Ainsi, après plusieurs mois de stagnation, des engagements constructifs entre l’Iran et l’AIEA ont déjà été actés. Après la visite à Téhéran de Rafael Grossi le 4 mars dernier, l’Iran a accepté derétablir les activités de surveillance de l’AIEA sur ses infrastructures nucléaires, interrompues depuis juillet 2022. Téhéran a également accepté une hausse de 50 % du nombre d’inspections de l’agence atomique sur son site d’enrichissement nucléaire de Fordow, des promesses qui ont été jugées très concrètes par l’agence atomique et qui seront prochainement détaillées. L’enquête sur les stocks d’uranium découverts sur trois sites non déclarés, point de blocage majeur dans les négociations sur le JCPoA, pourrait également trouver une issue positive, puisque Mohammed Eslami, le chef de l’organisation atomique iranienne, a annoncé l’élaboration d’une nouvelle feuille de route pour mener et conclure l’enquête, répondant ainsi à une exigence de longue date de l’AIEA.
Pour l’Iran, cette séquence d’activisme diplomatique, dans un contexte domestique critique, est une stratégie qui peut s’avérer payante à plus d’un titre. Considéré comme un fauteur de troubles au Moyen-Orient depuis au moins deux décennies, Téhéran a désormais pour objectif de se positionner en allié rassurant, ou du moins avec des ambitions militaires amoindries. Son bellicisme et son réseau de proxies ont en effet largement contribué à rapprocher ses voisins du Golfe Persique d’Israël et ce faisant, de rompre les réseaux économiques susceptibles de lui permettre de contourner les sanctions américaines. L’Iran a compris que l’hostilité ne lui permettrait pas de recréer un environnement économique favorable pour assurer un niveau de vie décent aux Iraniens, ce qui demeure l’objectif ultime de la République islamique pour apaiser les tensions domestiques – un objectif d’ailleurs réaffirmé récemment par le Guide Suprême, qui a en revanche écarté tout projet de réformes politiques.

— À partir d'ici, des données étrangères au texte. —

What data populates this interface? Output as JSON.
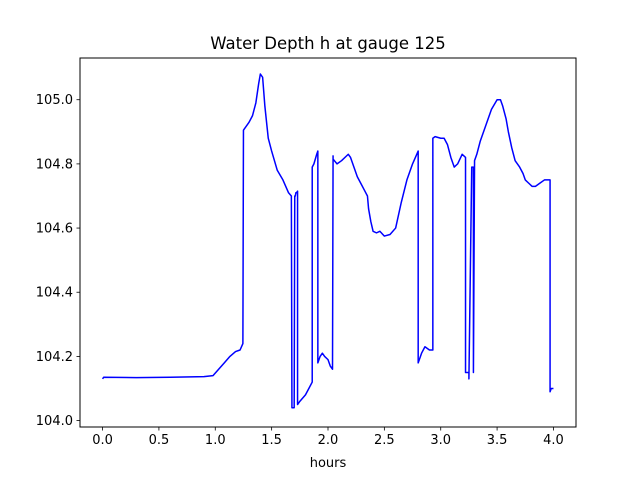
{
  "chart_data": {
    "type": "line",
    "title": "Water Depth h at gauge 125",
    "xlabel": "hours",
    "ylabel": "",
    "xlim": [
      -0.2,
      4.2
    ],
    "ylim": [
      103.98,
      105.13
    ],
    "xticks": [
      0.0,
      0.5,
      1.0,
      1.5,
      2.0,
      2.5,
      3.0,
      3.5,
      4.0
    ],
    "xtick_labels": [
      "0.0",
      "0.5",
      "1.0",
      "1.5",
      "2.0",
      "2.5",
      "3.0",
      "3.5",
      "4.0"
    ],
    "yticks": [
      104.0,
      104.2,
      104.4,
      104.6,
      104.8,
      105.0
    ],
    "ytick_labels": [
      "104.0",
      "104.2",
      "104.4",
      "104.6",
      "104.8",
      "105.0"
    ],
    "grid": false,
    "legend": "none",
    "series": [
      {
        "color": "#0000ff",
        "x": [
          0.0,
          0.01,
          0.3,
          0.6,
          0.9,
          0.98,
          1.03,
          1.08,
          1.13,
          1.18,
          1.22,
          1.245,
          1.25,
          1.26,
          1.3,
          1.33,
          1.36,
          1.385,
          1.4,
          1.42,
          1.44,
          1.47,
          1.5,
          1.55,
          1.6,
          1.65,
          1.675,
          1.68,
          1.7,
          1.705,
          1.71,
          1.715,
          1.72,
          1.73,
          1.73,
          1.75,
          1.8,
          1.83,
          1.86,
          1.86,
          1.875,
          1.9,
          1.91,
          1.91,
          1.93,
          1.95,
          1.97,
          2.0,
          2.02,
          2.04,
          2.045,
          2.045,
          2.08,
          2.12,
          2.18,
          2.2,
          2.23,
          2.26,
          2.29,
          2.32,
          2.35,
          2.36,
          2.38,
          2.4,
          2.43,
          2.46,
          2.5,
          2.55,
          2.6,
          2.65,
          2.7,
          2.75,
          2.8,
          2.8,
          2.83,
          2.86,
          2.9,
          2.93,
          2.93,
          2.95,
          3.0,
          3.03,
          3.06,
          3.09,
          3.12,
          3.15,
          3.19,
          3.22,
          3.22,
          3.25,
          3.25,
          3.275,
          3.29,
          3.29,
          3.3,
          3.32,
          3.35,
          3.4,
          3.45,
          3.5,
          3.53,
          3.55,
          3.58,
          3.6,
          3.63,
          3.66,
          3.7,
          3.73,
          3.75,
          3.78,
          3.81,
          3.84,
          3.88,
          3.92,
          3.95,
          3.97,
          3.97,
          3.98,
          3.99,
          4.0
        ],
        "y": [
          104.13,
          104.135,
          104.134,
          104.135,
          104.137,
          104.14,
          104.16,
          104.18,
          104.2,
          104.215,
          104.22,
          104.24,
          104.905,
          104.91,
          104.93,
          104.95,
          104.99,
          105.05,
          105.08,
          105.07,
          104.98,
          104.88,
          104.84,
          104.78,
          104.75,
          104.71,
          104.7,
          104.04,
          104.04,
          104.7,
          104.7,
          104.71,
          104.71,
          104.715,
          104.05,
          104.06,
          104.08,
          104.1,
          104.12,
          104.79,
          104.8,
          104.83,
          104.84,
          104.18,
          104.2,
          104.21,
          104.2,
          104.19,
          104.17,
          104.16,
          104.825,
          104.815,
          104.8,
          104.81,
          104.83,
          104.82,
          104.79,
          104.76,
          104.74,
          104.72,
          104.7,
          104.66,
          104.62,
          104.59,
          104.585,
          104.59,
          104.575,
          104.58,
          104.6,
          104.68,
          104.75,
          104.8,
          104.84,
          104.18,
          104.21,
          104.23,
          104.22,
          104.22,
          104.88,
          104.885,
          104.88,
          104.88,
          104.86,
          104.82,
          104.79,
          104.8,
          104.83,
          104.82,
          104.15,
          104.15,
          104.13,
          104.79,
          104.79,
          104.15,
          104.81,
          104.83,
          104.87,
          104.92,
          104.97,
          105.0,
          105.0,
          104.98,
          104.94,
          104.9,
          104.85,
          104.81,
          104.79,
          104.77,
          104.75,
          104.74,
          104.73,
          104.73,
          104.74,
          104.75,
          104.75,
          104.75,
          104.09,
          104.1,
          104.1,
          104.1
        ]
      }
    ]
  }
}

Tous les efforts diplomatiques de l’Iran envers ses voisins, envers l’AIEA, et les échanges de prisonniers en cours de négociations avec les Etats-Unis, semblent donc véritablement indiquer un progrès possible pour le dossier nucléaire. Reste à savoir si l’administration Biden, extrêmement échaudée par la violente répression déployée par le régime iranien pour éteindre les manifestations cet automne, et particulièrement inquiète face au partenariat militaire entre l’Iran et la Russie en Ukraine, souhaitera s’engager à nouveau politiquement dans des négociations avec Téhéran.
Mais d’un strict point de vue régional voire sécuritaire, l’Iran a tout intérêt à parier sur des relations apaisées et renforcées avec ses voisins musulmans pour créer un barrage contre les visées israéliennes. Si la dynamique diplomatique actuelle suit son cours sans heurts, les équilibres politiques du Moyen-Orient en seront considérablement modifiés. Et dans un ironique retournement de situation, l’Iran pourrait enfin sortir de l’ostracisme pour reprendre sa juste place dans le concert des nations, tandis que l’État hébreu subirait, à son tour, un isolement qu’il a largement contribué à susciter à son égard.
Par Ardavan Amir-Aslani.
Paru dans l’Atlantico du 26/03/2023.